The Cambridge History of English and American Literature in 18 Volumes (1907–21).
Volume III. Renascence and Reformation.

IV. Barclay and Skelton

§ 11. Why come ye nat to courte?

All Skelton’s poems against Wolsey are full of exaggerations and unjust imputations. Wolsey’s statesmanship, his learning and the services he rendered to his country, are grossly underrated; but, here again, Skelton expresses not only his personal opinion but that of a large portion of the nation, which hated the omnipotent minister and held him responsible for many things, not all of which could be laid to his charge. In any case, we must admire the poet’s courage.

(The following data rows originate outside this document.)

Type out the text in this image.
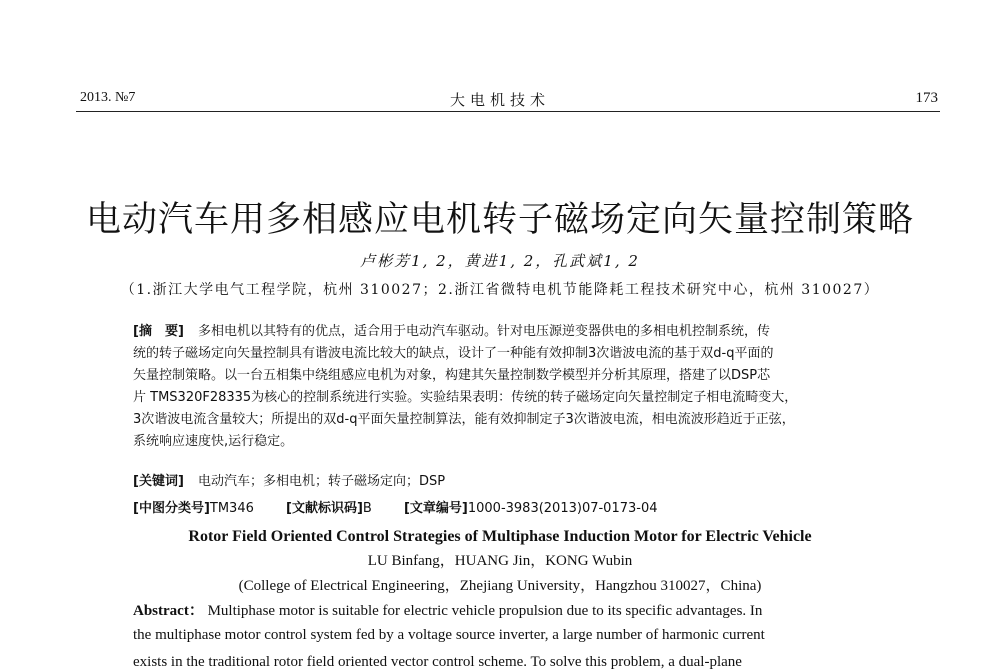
2013. №7	大电机技术	173
电动汽车用多相感应电机转子磁场定向矢量控制策略
卢彬芳1, 2，黄进1, 2，孔武斌1, 2
（1.浙江大学电气工程学院，杭州 310027；2.浙江省微特电机节能降耗工程技术研究中心，杭州 310027）
[摘　要] 多相电机以其特有的优点，适合用于电动汽车驱动。针对电压源逆变器供电的多相电机控制系统，传
统的转子磁场定向矢量控制具有谐波电流比较大的缺点，设计了一种能有效抑制3次谐波电流的基于双d-q平面的
矢量控制策略。以一台五相集中绕组感应电机为对象，构建其矢量控制数学模型并分析其原理，搭建了以DSP芯
片 TMS320F28335为核心的控制系统进行实验。实验结果表明：传统的转子磁场定向矢量控制定子相电流畸变大，
3次谐波电流含量较大；所提出的双d-q平面矢量控制算法，能有效抑制定子3次谐波电流，相电流波形趋近于正弦，
系统响应速度快,运行稳定。
[关键词] 电动汽车；多相电机；转子磁场定向；DSP
[中图分类号]TM346 [文献标识码]B [文章编号]1000-3983(2013)07-0173-04
Rotor Field Oriented Control Strategies of Multiphase Induction Motor for Electric Vehicle
LU Binfang，HUANG Jin，KONG Wubin
(College of Electrical Engineering，Zhejiang University，Hangzhou 310027，China)
Abstract： Multiphase motor is suitable for electric vehicle propulsion due to its specific advantages. In
the multiphase motor control system fed by a voltage source inverter, a large number of harmonic current
exists in the traditional rotor field oriented vector control scheme. To solve this problem, a dual-plane
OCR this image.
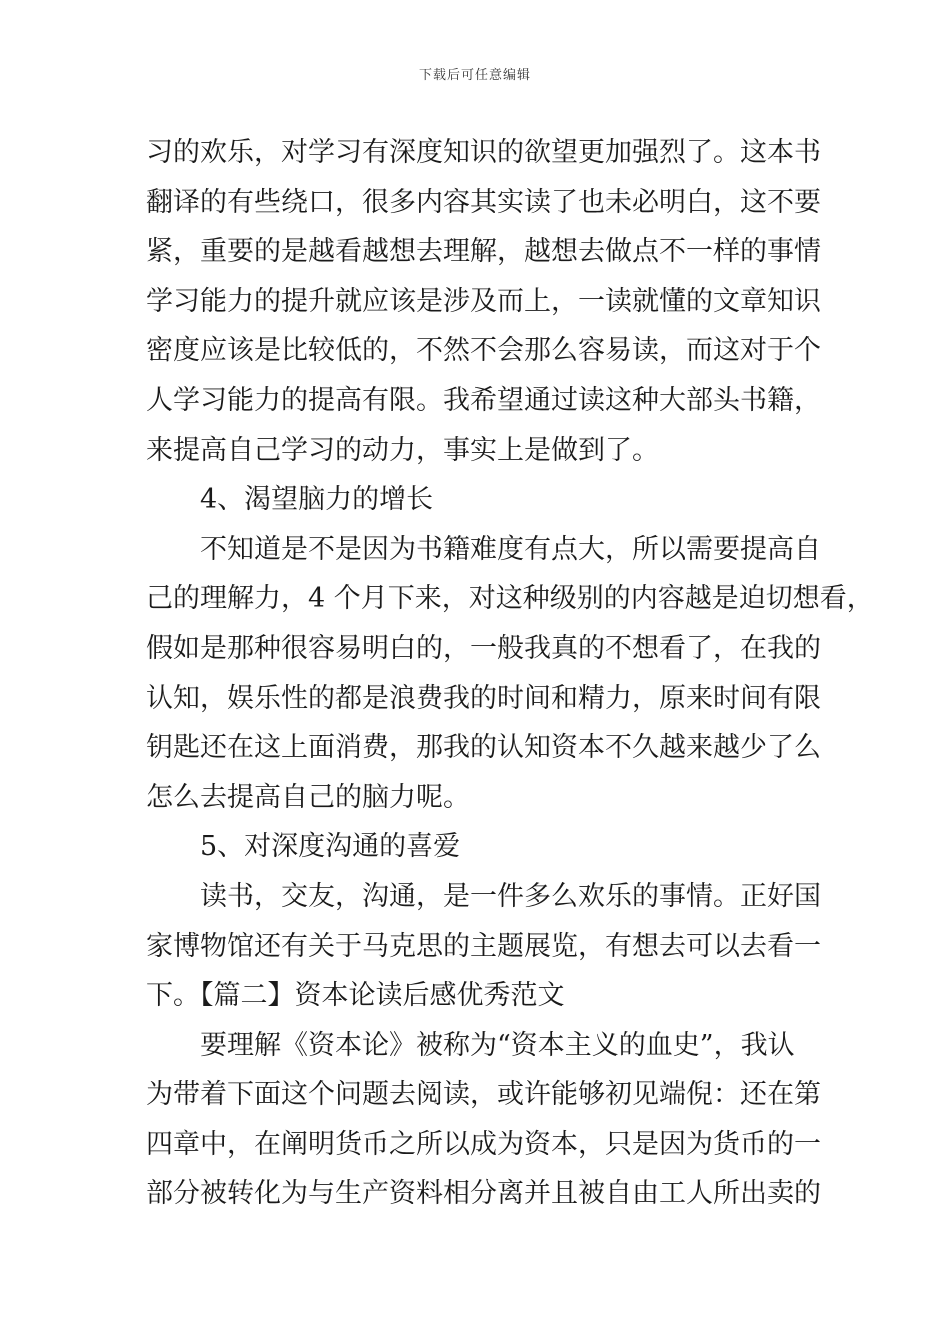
下载后可任意编辑
习的欢乐，对学习有深度知识的欲望更加强烈了。这本书
翻译的有些绕口，很多内容其实读了也未必明白，这不要
紧，重要的是越看越想去理解，越想去做点不一样的事情
学习能力的提升就应该是涉及而上，一读就懂的文章知识
密度应该是比较低的，不然不会那么容易读，而这对于个
人学习能力的提高有限。我希望通过读这种大部头书籍，
来提高自己学习的动力，事实上是做到了。
4、渴望脑力的增长
不知道是不是因为书籍难度有点大，所以需要提高自
己的理解力，4 个月下来，对这种级别的内容越是迫切想看，
假如是那种很容易明白的，一般我真的不想看了，在我的
认知，娱乐性的都是浪费我的时间和精力，原来时间有限
钥匙还在这上面消费，那我的认知资本不久越来越少了么
怎么去提高自己的脑力呢。
5、对深度沟通的喜爱
读书，交友，沟通，是一件多么欢乐的事情。正好国
家博物馆还有关于马克思的主题展览，有想去可以去看一
下。【篇二】资本论读后感优秀范文
要理解《资本论》被称为“资本主义的血史”，我认
为带着下面这个问题去阅读，或许能够初见端倪：还在第
四章中，在阐明货币之所以成为资本，只是因为货币的一
部分被转化为与生产资料相分离并且被自由工人所出卖的
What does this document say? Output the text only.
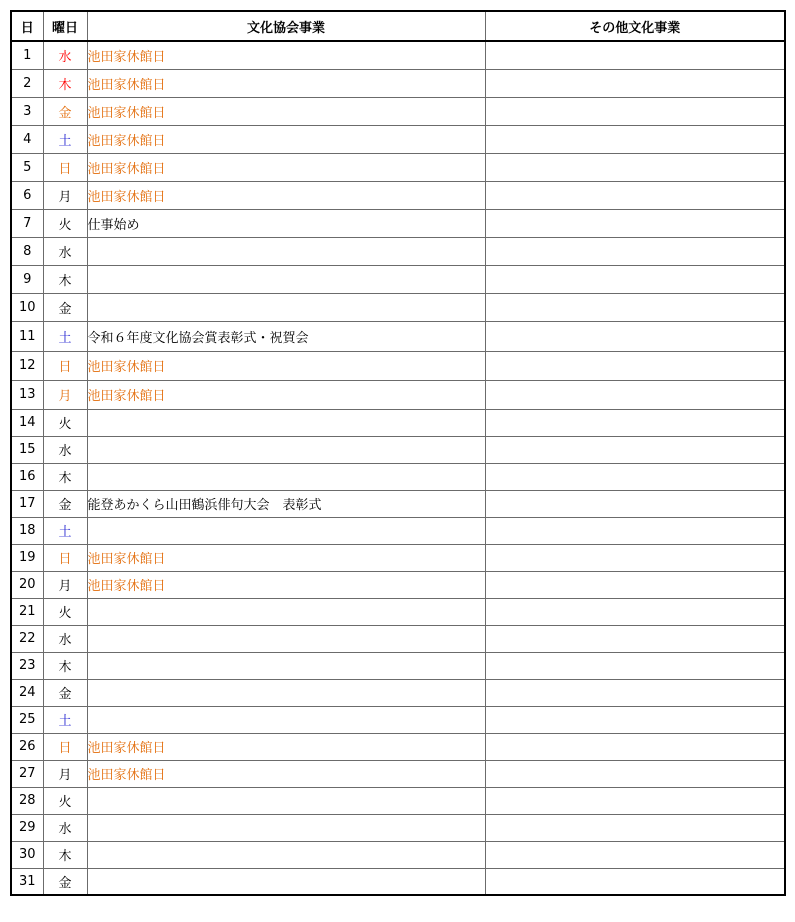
日	曜日	文化協会事業	その他文化事業
1	水	池田家休館日	
2	木	池田家休館日	
3	金	池田家休館日	
4	土	池田家休館日	
5	日	池田家休館日	
6	月	池田家休館日	
7	火	仕事始め	
8	水		
9	木		
10	金		
11	土	令和６年度文化協会賞表彰式・祝賀会	
12	日	池田家休館日	
13	月	池田家休館日	
14	火		
15	水		
16	木		
17	金	能登あかくら山田鶴浜俳句大会　表彰式	
18	土		
19	日	池田家休館日	
20	月	池田家休館日	
21	火		
22	水		
23	木		
24	金		
25	土		
26	日	池田家休館日	
27	月	池田家休館日	
28	火		
29	水		
30	木		
31	金		
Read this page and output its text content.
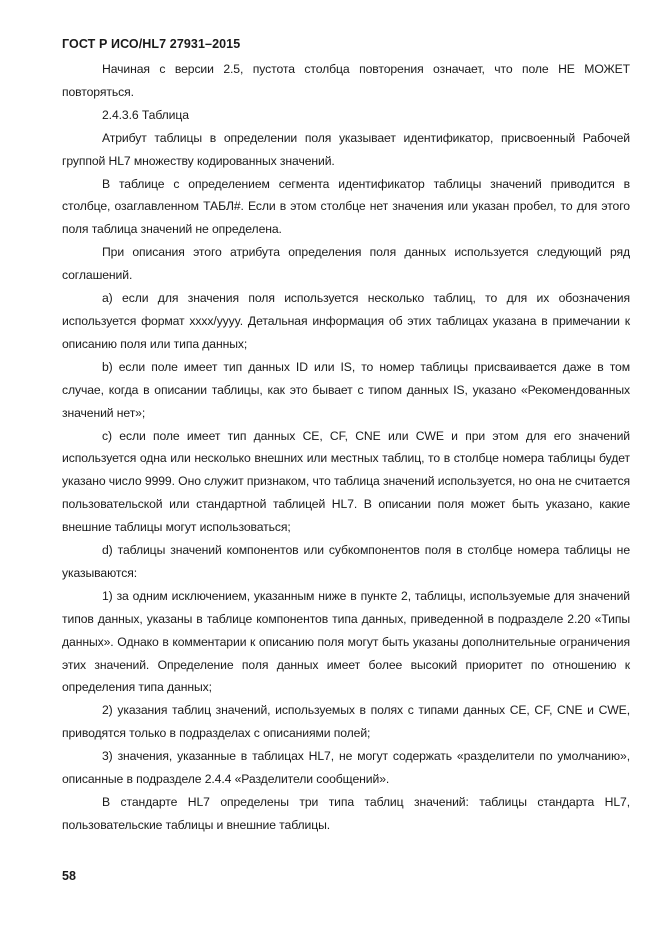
ГОСТ Р ИСО/HL7 27931–2015

Начиная с версии 2.5, пустота столбца повторения означает, что поле НЕ МОЖЕТ повторяться.

2.4.3.6 Таблица

Атрибут таблицы в определении поля указывает идентификатор, присвоенный Рабочей группой HL7 множеству кодированных значений.

В таблице с определением сегмента идентификатор таблицы значений приводится в столбце, озаглавленном ТАБЛ#. Если в этом столбце нет значения или указан пробел, то для этого поля таблица значений не определена.

При описания этого атрибута определения поля данных используется следующий ряд соглашений.

а) если для значения поля используется несколько таблиц, то для их обозначения используется формат xxxx/yyyy. Детальная информация об этих таблицах указана в примечании к описанию поля или типа данных;

b) если поле имеет тип данных ID или IS, то номер таблицы присваивается даже в том случае, когда в описании таблицы, как это бывает с типом данных IS, указано «Рекомендованных значений нет»;

c) если поле имеет тип данных CE, CF, CNE или CWE и при этом для его значений используется одна или несколько внешних или местных таблиц, то в столбце номера таблицы будет указано число 9999. Оно служит признаком, что таблица значений используется, но она не считается пользовательской или стандартной таблицей HL7. В описании поля может быть указано, какие внешние таблицы могут использоваться;

d) таблицы значений компонентов или субкомпонентов поля в столбце номера таблицы не указываются:

1) за одним исключением, указанным ниже в пункте 2, таблицы, используемые для значений типов данных, указаны в таблице компонентов типа данных, приведенной в подразделе 2.20 «Типы данных». Однако в комментарии к описанию поля могут быть указаны дополнительные ограничения этих значений. Определение поля данных имеет более высокий приоритет по отношению к определения типа данных;

2) указания таблиц значений, используемых в полях с типами данных CE, CF, CNE и CWE, приводятся только в подразделах с описаниями полей;

3) значения, указанные в таблицах HL7, не могут содержать «разделители по умолчанию», описанные в подразделе 2.4.4 «Разделители сообщений».

В стандарте HL7 определены три типа таблиц значений: таблицы стандарта HL7, пользовательские таблицы и внешние таблицы.

58
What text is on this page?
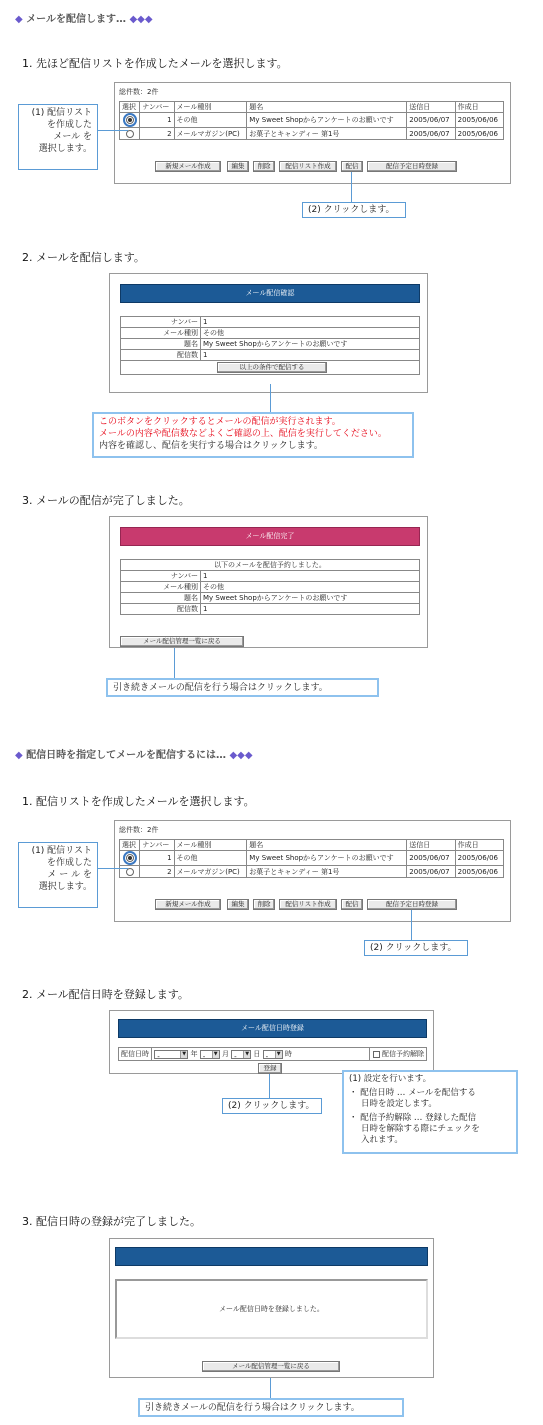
◆ メールを配信します… ◆◆◆
1. 先ほど配信リストを作成したメールを選択します。
総件数：2件
選択	ナンバー	メール種別	題名	送信日	作成日
	1	その他	My Sweet Shopからアンケートのお願いです	2005/06/07	2005/06/06
	2	メールマガジン(PC)	お菓子とキャンディー 第1号	2005/06/07	2005/06/06
新規メール作成	編集	削除	配信リスト作成	配信	配信予定日時登録
(1) 配信リスト
を作成した
メール を
選択します。
(2) クリックします。
2. メールを配信します。
メール配信確認
ナンバー	1
メール種別	その他
題名	My Sweet Shopからアンケートのお願いです
配信数	1

以上の条件で配信する	
このボタンをクリックするとメールの配信が実行されます。
メールの内容や配信数などよくご確認の上、配信を実行してください。
内容を確認し、配信を実行する場合はクリックします。
3. メールの配信が完了しました。
メール配信完了
以下のメールを配信予約しました。	
ナンバー	1
メール種別	その他
題名	My Sweet Shopからアンケートのお願いです
配信数	1
メール配信管理一覧に戻る
引き続きメールの配信を行う場合はクリックします。
◆ 配信日時を指定してメールを配信するには… ◆◆◆
1. 配信リストを作成したメールを選択します。
総件数：2件
選択	ナンバー	メール種別	題名	送信日	作成日
	1	その他	My Sweet Shopからアンケートのお願いです	2005/06/07	2005/06/06
	2	メールマガジン(PC)	お菓子とキャンディー 第1号	2005/06/07	2005/06/06
新規メール作成	編集	削除	配信リスト作成	配信	配信予定日時登録
(1) 配信リスト
を作成した
メ ー ル を
選択します。
(2) クリックします。
2. メール配信日時を登録します。
メール配信日時登録
配信日時 -	▼ 年 -	▼ 月 -	▼ 日 -	▼ 時	配信予約解除
登録
(2) クリックします。
(1) 設定を行います。
・ 配信日時 … メールを配信する
日時を設定します。
・ 配信予約解除 … 登録した配信
日時を解除する際にチェックを
入れます。
3. 配信日時の登録が完了しました。
メール配信日時を登録しました。
メール配信管理一覧に戻る
引き続きメールの配信を行う場合はクリックします。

For, even if Why come ye nat to courte was not printed then, the poem must have circulated in numerous copies. Wolsey must have heard of it pretty soon, if he did not even get a sight of it himself, and Skelton must have been well aware of the consequences. As has been seen, he had a very narrow escape from the cardinal’s revenge.

We have not yet spoken of Skelton’s extant dramatic production. The lost Robin Hood pageant, mentioned above, was not his only attempt in that direction. In the Garlande of Laurell he mentions “of Vertu the soverayne enterlude” (1177) and “the commedy, Achademios callyd by name” (1184). Neither has been preserved, and the loss of the latter is to be regretted particularly, because, probably, it would have shown Skelton’s views on educational questions, whereas now we have only a few dark passages in Speke, Parrot for information on that point. Another of Skelton’s comedies, De bono ordine, is mentioned by Bale; and Warton relates the plot of a play called Negromansir, which treated of a lawsuit against Simony and Avarice, with the devil as judge and a public notary as barrister or scribe. Warton’s account is somewhat mysterious but the subject would have been truly Skeltonic. The poet is said to have used all sorts of metres and to have interspersed the English text with numerous scraps of Latin and French. What the “paiauntes that were played in Joyows Garde” (G. of L. 1583) were like, it is impossible to say. The Enterlude of Godly Queene Hester is probably not by Skelton.